And end() uses a null pointer.

/**
 * return an iterator pointing just past the end of
 * the tree data
 */
template <class Comparable>
typename BinarySearchTree<Comparable>::const_iterator 
inline
BinarySearchTree<Comparable>::end() const
{
  return BstIterator(nullptr, this);
}

Each of these functions calls upon a constructor for BstIterator:

  class BstIterator {
  public:
    BstIterator();
    
    // comparison operators. just compare node pointers
    bool operator== (const BstIterator& rhs) const;
    
    bool operator!= (const BstIterator& rhs) const;
    
    // dereference operator. return a reference to
    // the value pointed to by nodePtr
    const Comparable& operator* () const;
    
    // preincrement. move forward to next larger value
    BstIterator& operator++ ();
    
    // postincrement
    BstIterator operator++ (int);
    
    // predecrement. move backward to largest value < current value
    BstIterator  operator-- ();
    
    // postdecrement
    BstIterator  operator-- (int);
    
  private:
    friend class BinarySearchTree<Comparable>;
    
    const BinaryNode<Comparable> *nodePtr;
    const BinarySearchTree<Comparable> *tree;
    
    // used to construct an iterator return value from
    // a node pointer
    BstIterator (const BinaryNode<Comparable> *p,
                 const BinarySearchTree<Comparable> *t);
  };

   ⋮

template <class Comparable>
inline
BinarySearchTree<Comparable>::BstIterator::BstIterator
(const BinaryNode<Comparable> *p, const BinarySearchTree<Comparable> *t)
  : nodePtr(p), tree(t)
{
}

That constructor is actually private within BstIterator, and so is not available to programmers to call directly. However, because the BstIterator class names BinarySearchTree as a friend, the BinarySearchTree code is allowed access to that private data and so can call that constructor from within its begin and end functions.

2.3 operator++

Question: Suppose that we are currently at node E. What is the in-order successor (the node that comes next during an in-order traversal) of E?
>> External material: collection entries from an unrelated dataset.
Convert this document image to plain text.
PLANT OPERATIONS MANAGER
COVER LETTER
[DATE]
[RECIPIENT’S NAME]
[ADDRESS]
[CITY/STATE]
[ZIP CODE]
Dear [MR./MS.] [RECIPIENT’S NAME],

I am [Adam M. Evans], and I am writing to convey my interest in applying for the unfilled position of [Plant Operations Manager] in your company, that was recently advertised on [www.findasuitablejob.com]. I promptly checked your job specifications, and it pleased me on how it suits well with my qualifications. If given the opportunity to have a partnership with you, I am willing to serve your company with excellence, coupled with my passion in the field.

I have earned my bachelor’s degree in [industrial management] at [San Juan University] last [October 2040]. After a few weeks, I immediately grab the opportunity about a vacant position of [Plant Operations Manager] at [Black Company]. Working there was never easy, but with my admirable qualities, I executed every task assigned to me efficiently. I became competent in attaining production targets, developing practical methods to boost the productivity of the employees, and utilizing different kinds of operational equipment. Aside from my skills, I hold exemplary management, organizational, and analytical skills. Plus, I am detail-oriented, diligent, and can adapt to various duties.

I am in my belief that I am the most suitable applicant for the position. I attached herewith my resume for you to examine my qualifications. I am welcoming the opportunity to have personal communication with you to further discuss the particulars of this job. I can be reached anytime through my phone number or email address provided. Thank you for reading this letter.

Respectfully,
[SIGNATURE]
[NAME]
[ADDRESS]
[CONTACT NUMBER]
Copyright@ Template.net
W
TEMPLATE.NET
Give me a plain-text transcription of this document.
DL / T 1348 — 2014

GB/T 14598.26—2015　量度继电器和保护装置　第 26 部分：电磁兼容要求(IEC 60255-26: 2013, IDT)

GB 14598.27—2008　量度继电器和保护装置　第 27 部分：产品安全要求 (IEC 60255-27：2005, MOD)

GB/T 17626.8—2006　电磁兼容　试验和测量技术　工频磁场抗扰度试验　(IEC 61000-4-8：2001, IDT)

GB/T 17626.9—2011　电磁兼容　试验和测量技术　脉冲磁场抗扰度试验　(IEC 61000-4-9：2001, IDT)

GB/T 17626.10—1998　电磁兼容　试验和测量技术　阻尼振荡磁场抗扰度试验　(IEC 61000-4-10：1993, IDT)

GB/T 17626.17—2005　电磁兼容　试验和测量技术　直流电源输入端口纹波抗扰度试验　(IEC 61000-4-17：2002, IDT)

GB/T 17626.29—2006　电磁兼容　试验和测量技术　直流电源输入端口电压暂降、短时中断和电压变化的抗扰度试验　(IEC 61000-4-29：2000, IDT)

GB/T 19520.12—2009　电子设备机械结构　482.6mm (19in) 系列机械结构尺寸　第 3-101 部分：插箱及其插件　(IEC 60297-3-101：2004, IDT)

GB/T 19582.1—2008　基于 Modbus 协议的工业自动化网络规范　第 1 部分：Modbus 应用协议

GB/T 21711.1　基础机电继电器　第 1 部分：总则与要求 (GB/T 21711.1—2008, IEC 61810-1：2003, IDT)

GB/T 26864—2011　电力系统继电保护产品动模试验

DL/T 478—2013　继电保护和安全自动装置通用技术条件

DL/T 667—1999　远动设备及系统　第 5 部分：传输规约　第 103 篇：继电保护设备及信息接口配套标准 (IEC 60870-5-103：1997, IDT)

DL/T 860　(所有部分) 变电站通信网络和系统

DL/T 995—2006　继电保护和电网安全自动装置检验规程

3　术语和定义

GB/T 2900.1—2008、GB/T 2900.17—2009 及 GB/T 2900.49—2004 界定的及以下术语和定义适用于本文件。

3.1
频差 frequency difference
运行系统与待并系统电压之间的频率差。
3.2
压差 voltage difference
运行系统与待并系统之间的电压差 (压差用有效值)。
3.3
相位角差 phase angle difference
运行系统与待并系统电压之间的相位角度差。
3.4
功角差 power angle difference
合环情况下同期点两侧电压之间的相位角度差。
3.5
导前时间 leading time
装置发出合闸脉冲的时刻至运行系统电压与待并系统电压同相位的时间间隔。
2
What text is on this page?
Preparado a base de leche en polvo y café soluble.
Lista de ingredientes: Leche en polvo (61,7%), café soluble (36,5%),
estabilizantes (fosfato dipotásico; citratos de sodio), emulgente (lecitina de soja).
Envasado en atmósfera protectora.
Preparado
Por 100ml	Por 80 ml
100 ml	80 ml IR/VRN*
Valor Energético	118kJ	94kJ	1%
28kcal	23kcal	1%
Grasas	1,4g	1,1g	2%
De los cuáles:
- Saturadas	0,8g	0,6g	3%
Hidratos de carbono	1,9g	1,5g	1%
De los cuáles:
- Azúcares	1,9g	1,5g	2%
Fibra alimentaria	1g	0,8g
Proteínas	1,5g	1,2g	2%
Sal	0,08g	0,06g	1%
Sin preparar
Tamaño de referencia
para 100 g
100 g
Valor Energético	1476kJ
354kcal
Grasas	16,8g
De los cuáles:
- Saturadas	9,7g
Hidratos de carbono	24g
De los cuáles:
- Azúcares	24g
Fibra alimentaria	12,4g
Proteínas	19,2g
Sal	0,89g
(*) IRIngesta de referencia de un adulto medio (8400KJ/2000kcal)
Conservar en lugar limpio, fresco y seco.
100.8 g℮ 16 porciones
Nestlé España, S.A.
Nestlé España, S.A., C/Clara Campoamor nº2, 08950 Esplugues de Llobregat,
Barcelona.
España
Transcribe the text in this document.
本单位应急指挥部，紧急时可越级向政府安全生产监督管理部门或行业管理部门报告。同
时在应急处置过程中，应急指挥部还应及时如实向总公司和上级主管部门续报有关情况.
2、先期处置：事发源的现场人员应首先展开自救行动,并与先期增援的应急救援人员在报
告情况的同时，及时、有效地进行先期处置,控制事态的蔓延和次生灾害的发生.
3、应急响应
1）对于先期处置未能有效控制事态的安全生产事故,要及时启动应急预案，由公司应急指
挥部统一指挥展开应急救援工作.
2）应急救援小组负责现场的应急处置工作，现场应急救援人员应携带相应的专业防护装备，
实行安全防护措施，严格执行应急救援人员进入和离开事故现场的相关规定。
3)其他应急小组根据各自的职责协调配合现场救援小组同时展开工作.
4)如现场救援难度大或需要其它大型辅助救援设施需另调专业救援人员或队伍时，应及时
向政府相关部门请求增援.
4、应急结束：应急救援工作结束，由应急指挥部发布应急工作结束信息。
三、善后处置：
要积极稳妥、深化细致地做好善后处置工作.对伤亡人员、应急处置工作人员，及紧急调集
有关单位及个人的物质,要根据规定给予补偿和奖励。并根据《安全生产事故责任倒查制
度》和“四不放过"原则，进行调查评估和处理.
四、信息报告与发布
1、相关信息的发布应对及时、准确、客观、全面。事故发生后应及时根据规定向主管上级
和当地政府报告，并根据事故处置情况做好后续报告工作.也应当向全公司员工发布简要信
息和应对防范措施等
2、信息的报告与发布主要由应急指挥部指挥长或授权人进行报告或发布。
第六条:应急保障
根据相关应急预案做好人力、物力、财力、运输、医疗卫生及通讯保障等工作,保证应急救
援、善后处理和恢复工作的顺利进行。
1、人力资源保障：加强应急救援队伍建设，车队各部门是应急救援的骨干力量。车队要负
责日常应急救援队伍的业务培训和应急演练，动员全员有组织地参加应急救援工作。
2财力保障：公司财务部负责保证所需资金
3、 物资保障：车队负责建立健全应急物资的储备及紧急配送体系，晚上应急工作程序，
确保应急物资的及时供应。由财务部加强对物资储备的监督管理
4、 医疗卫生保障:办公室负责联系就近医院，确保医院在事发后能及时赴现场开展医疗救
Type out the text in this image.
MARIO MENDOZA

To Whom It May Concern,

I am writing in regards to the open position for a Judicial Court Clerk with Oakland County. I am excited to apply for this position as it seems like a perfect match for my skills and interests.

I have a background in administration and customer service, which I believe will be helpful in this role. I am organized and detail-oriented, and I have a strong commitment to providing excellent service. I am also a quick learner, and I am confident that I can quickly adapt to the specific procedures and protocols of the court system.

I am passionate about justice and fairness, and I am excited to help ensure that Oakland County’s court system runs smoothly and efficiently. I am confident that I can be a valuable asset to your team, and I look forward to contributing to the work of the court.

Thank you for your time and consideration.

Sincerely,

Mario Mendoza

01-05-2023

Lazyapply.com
That example suggests that a node’s in-order successor tends to be among its right descendents.

Let’s explore that idea further.

Question: Suppose that we are currently at node A. What is the in-order successor (the node that comes next during an in-order traversal) of A?

This suggests that, if a node has any right descendents, we should

• Take a step down to the right, then

• Run as far down to the left as we can.

You can see how this would take us from A to F. And, for that matter, it would take us from E to G as well. So both of our prior examples are satisfied.

But that “step to the right, then run left” procedure raises a new question. What happens if we are at a node with no right descendents?

Question: Suppose that we are currently at node C. What is the in-order successor of C?

OK, that’s an interesting special case, but it doesn’t make clear what should happen in the more general case where we have no right child.

Question: What is the in-order successor of F?

Question: What is the in-order successor of G?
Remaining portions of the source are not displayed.